Sure and begotten, I know the smell of tallow. Tis the sweet scent of memories....Of boarding horses near a packaging house and the old man stirring the legs and hoofs of the cattle in very, very large pots. I have ran my hands through the lanolin soaked hides of living sheep back in my early college days. I would argue that it smells much better than asphalt for a roof. I'll make mine outside. Ray - It took me 25 years to eat a hot dog after running a part to one of the largest packing houses in Los Angeles. I've decided that since they don't allow smoking in most businesses these days, they probably don't allow chew either. Please don't tell me if I'm wrong, my neighbor makes them for my Sunday supper every now and then.Gentlemen - Do you not see what you're mixing the tallow with? I'd argue that the scents of the other components were not helping. Maybe a touch of almond oil? A tad of the creature -I have a wee bit of Black BushmillsElaine
If you'd like to do this without the more gruesome smell aspects, you can get stearic acid and lanolin as purified materials. Stearic acid is available from just about any chemical supply store (like Thermo-Fisher - they sell to the public, just don't ask for plutonium). The lanolin is available from "natural cosmetics" suppliers.
Another thought is just buying a container of "bag balm". It's sold under that name as a hand lotion, and is largely lanolin, glycerin, and tallow.
Thanks!I use bag balm all the time. I'll give it a whirl. I know the tallow doesn't leave a residue. Have you tried the bag balm?
No, I have a cone of 100% natural beeswax from http://www.thebestthings.com. Tallow/grease/linseed oil is too messy, and the beeswax is kind to the kinds of finishes I use, which are typically tung oil/wax, shellac, or period varnish recipes (typically, copals, sadarac, mastic and dammar resins). I've also found that the beeswax doesn't seem to cause any issues with polyurethane, when I'm forced to use by customer request.
One way to cut down on the force required to push a roughing plane across a board is to use a woodie. I have both an Ohio Tools 18" fore plane and an old Stanely Type 11 #6 fore plane. Both get the job done, but the wooden one is far easier to push.

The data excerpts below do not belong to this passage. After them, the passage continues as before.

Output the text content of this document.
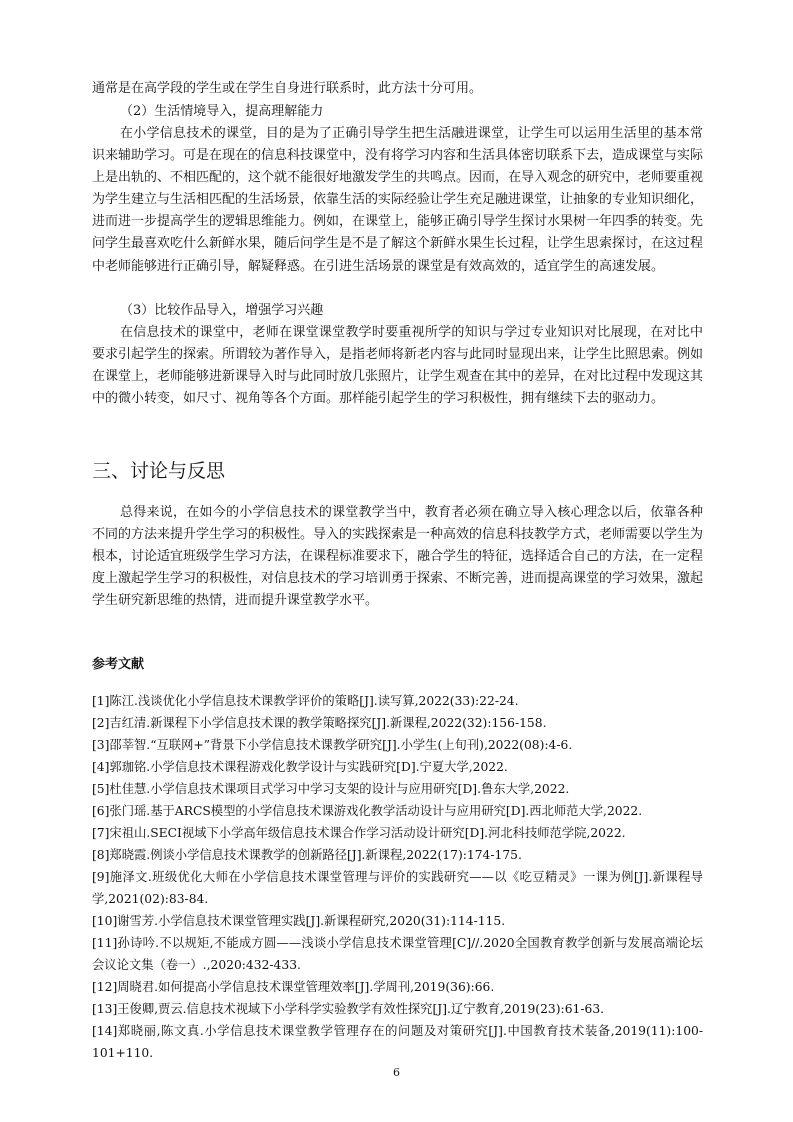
通常是在高学段的学生或在学生自身进行联系时，此方法十分可用。

（2）生活情境导入，提高理解能力

在小学信息技术的课堂，目的是为了正确引导学生把生活融进课堂，让学生可以运用生活里的基本常识来辅助学习。可是在现在的信息科技课堂中，没有将学习内容和生活具体密切联系下去，造成课堂与实际上是出轨的、不相匹配的，这个就不能很好地激发学生的共鸣点。因而，在导入观念的研究中，老师要重视为学生建立与生活相匹配的生活场景，依靠生活的实际经验让学生充足融进课堂，让抽象的专业知识细化，进而进一步提高学生的逻辑思维能力。例如，在课堂上，能够正确引导学生探讨水果树一年四季的转变。先问学生最喜欢吃什么新鲜水果，随后问学生是不是了解这个新鲜水果生长过程，让学生思索探讨，在这过程中老师能够进行正确引导，解疑释惑。在引进生活场景的课堂是有效高效的，适宜学生的高速发展。

（3）比较作品导入，增强学习兴趣

在信息技术的课堂中，老师在课堂课堂教学时要重视所学的知识与学过专业知识对比展现，在对比中要求引起学生的探索。所谓较为著作导入，是指老师将新老内容与此同时显现出来，让学生比照思索。例如在课堂上，老师能够进新课导入时与此同时放几张照片，让学生观查在其中的差异，在对比过程中发现这其中的微小转变，如尺寸、视角等各个方面。那样能引起学生的学习积极性，拥有继续下去的驱动力。

三、讨论与反思

总得来说，在如今的小学信息技术的课堂教学当中，教育者必须在确立导入核心理念以后，依靠各种不同的方法来提升学生学习的积极性。导入的实践探索是一种高效的信息科技教学方式，老师需要以学生为根本，讨论适宜班级学生学习方法，在课程标准要求下，融合学生的特征，选择适合自己的方法，在一定程度上激起学生学习的积极性，对信息技术的学习培训勇于探索、不断完善，进而提高课堂的学习效果，激起学生研究新思维的热情，进而提升课堂教学水平。

参考文献

[1]陈江.浅谈优化小学信息技术课教学评价的策略[J].读写算,2022(33):22-24.

[2]吉红清.新课程下小学信息技术课的教学策略探究[J].新课程,2022(32):156-158.

[3]邵莘智.“互联网+”背景下小学信息技术课教学研究[J].小学生(上旬刊),2022(08):4-6.

[4]郭珈铭.小学信息技术课程游戏化教学设计与实践研究[D].宁夏大学,2022.

[5]杜佳慧.小学信息技术课项目式学习中学习支架的设计与应用研究[D].鲁东大学,2022.

[6]张门瑶.基于ARCS模型的小学信息技术课游戏化教学活动设计与应用研究[D].西北师范大学,2022.

[7]宋祖山.SECI视域下小学高年级信息技术课合作学习活动设计研究[D].河北科技师范学院,2022.

[8]郑晓霞.例谈小学信息技术课教学的创新路径[J].新课程,2022(17):174-175.

[9]施泽文.班级优化大师在小学信息技术课堂管理与评价的实践研究——以《吃豆精灵》一课为例[J].新课程导学,2021(02):83-84.

[10]谢雪芳.小学信息技术课堂管理实践[J].新课程研究,2020(31):114-115.

[11]孙诗吟.不以规矩,不能成方圆——浅谈小学信息技术课堂管理[C]//.2020全国教育教学创新与发展高端论坛会议论文集（卷一）.,2020:432-433.

[12]周晓君.如何提高小学信息技术课堂管理效率[J].学周刊,2019(36):66.

[13]王俊卿,贾云.信息技术视域下小学科学实验教学有效性探究[J].辽宁教育,2019(23):61-63.

[14]郑晓丽,陈文真.小学信息技术课堂教学管理存在的问题及对策研究[J].中国教育技术装备,2019(11):100-101+110.

6
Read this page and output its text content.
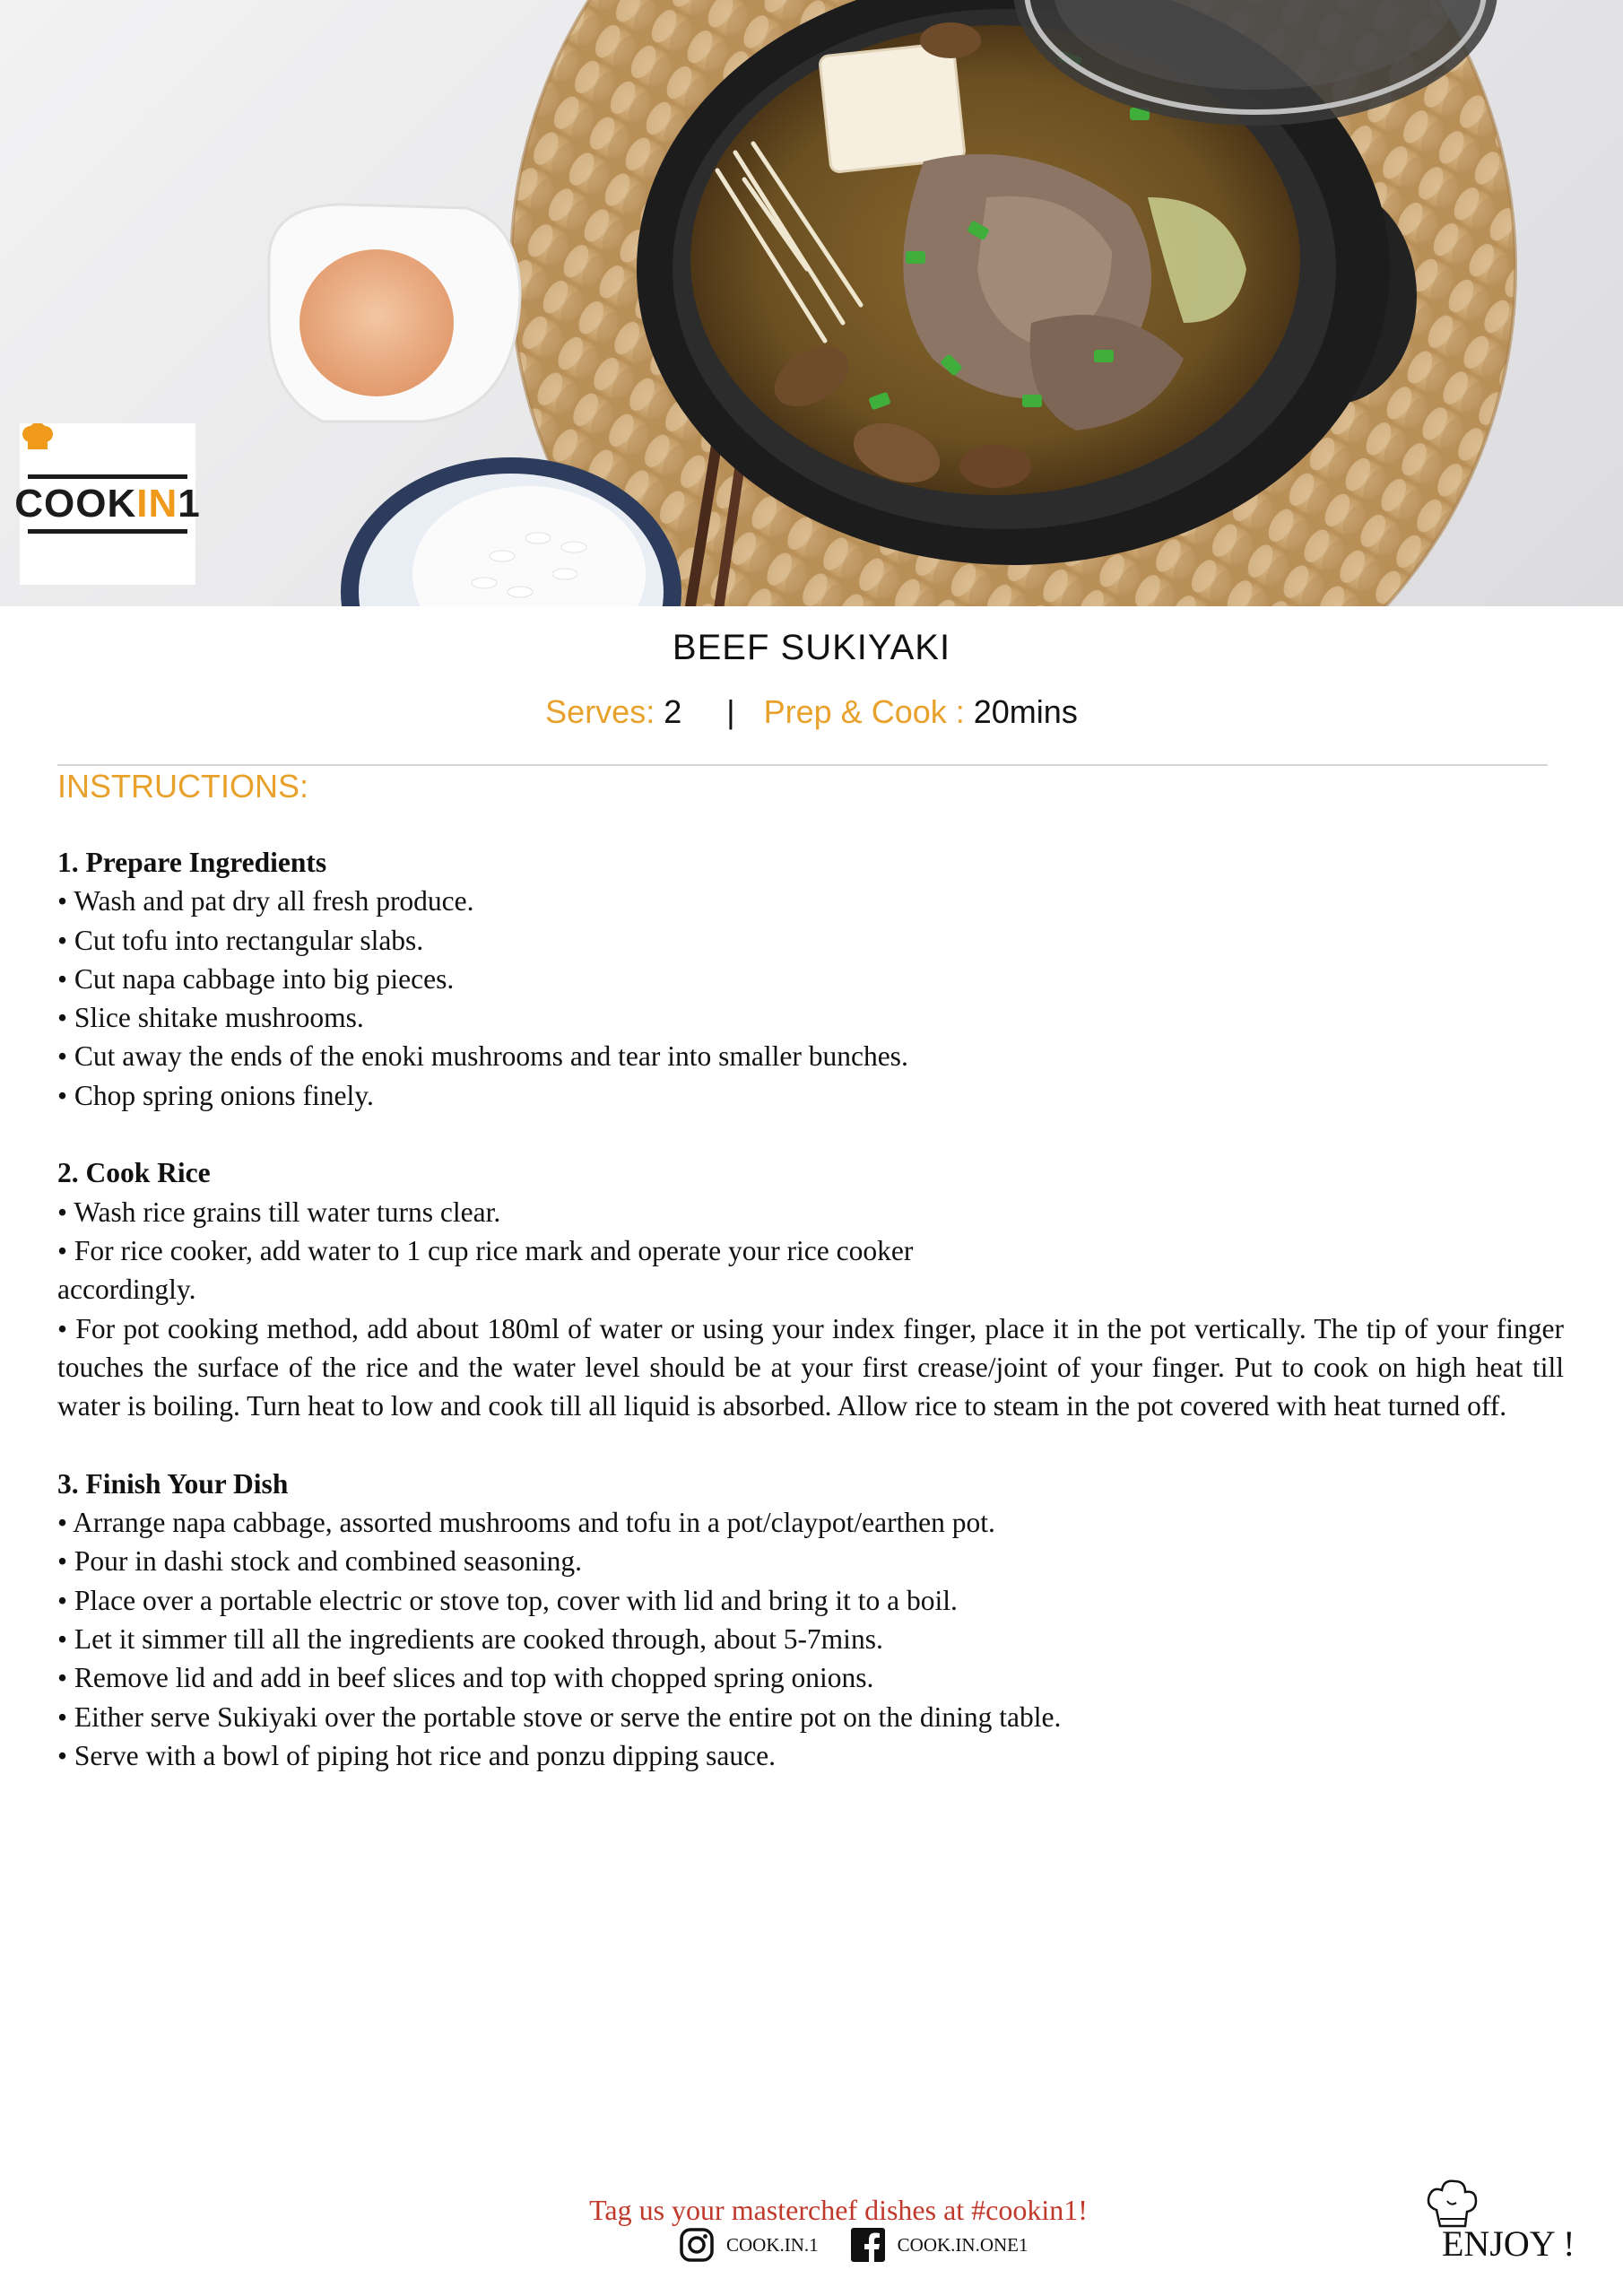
COOKIN1
BEEF SUKIYAKI
Serves: 2 | Prep & Cook : 20mins
INSTRUCTIONS:
1. Prepare Ingredients
• Wash and pat dry all fresh produce.
• Cut tofu into rectangular slabs.
• Cut napa cabbage into big pieces.
• Slice shitake mushrooms.
• Cut away the ends of the enoki mushrooms and tear into smaller bunches.
• Chop spring onions finely.
2. Cook Rice
• Wash rice grains till water turns clear.
• For rice cooker, add water to 1 cup rice mark and operate your rice cooker
accordingly.
• For pot cooking method, add about 180ml of water or using your index finger, place it in the pot vertically. The tip of your finger touches the surface of the rice and the water level should be at your first crease/joint of your finger. Put to cook on high heat till water is boiling. Turn heat to low and cook till all liquid is absorbed. Allow rice to steam in the pot covered with heat turned off.
3. Finish Your Dish
• Arrange napa cabbage, assorted mushrooms and tofu in a pot/claypot/earthen pot.
• Pour in dashi stock and combined seasoning.
• Place over a portable electric or stove top, cover with lid and bring it to a boil.
• Let it simmer till all the ingredients are cooked through, about 5-7mins.
• Remove lid and add in beef slices and top with chopped spring onions.
• Either serve Sukiyaki over the portable stove or serve the entire pot on the dining table.
• Serve with a bowl of piping hot rice and ponzu dipping sauce.
Tag us your masterchef dishes at #cookin1!
COOK.IN.1	COOK.IN.ONE1	ENJOY !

thanks! I also stick with tung oil/wax and shellac -They don't seem to affect my allergies, their easy and forgiving. I purchased a mess of beeswax for pennies at the Murray's Mill Boy Scout event a year or so ago from some local bee keepers. I fork out about $8.00 for a pound. I'm not getting even coverage on my skates or across the saws when I use the beeswax. I found the tallow to be soft and easy. What am I doing wrong with the beeswax? Elaine
Well, I don't worry about even coverage - it's not necessary. Just drawing a few lines down the sole of the plane radically reduces the friction, in my experience. IF you want even coverage, you might consider making your own paste wax outof the beeswax and some odorless mineral spirits. Just cut up the beeswax on a coarse cheese grater, warm up some odorless mineral spirits in a double boiler on a stove (preferably not an open-flame gas kind of stove), and stir in the beeswax. I've done this before to make a beeswax suitable for using as a finish, and the ratio was about 2 parts beeswax to one part mineral spirits.
That's actually a traditional finish, perhaps with a bit of linseed oil thrown in, though the solvent was turpentine, not odorless mineral spirits. The turpentine is really pungent, though, and evaporates as the finish "cures", so I didn't see any harm in substituting something a little less odiferous.
I have both, thanks for the learning moment!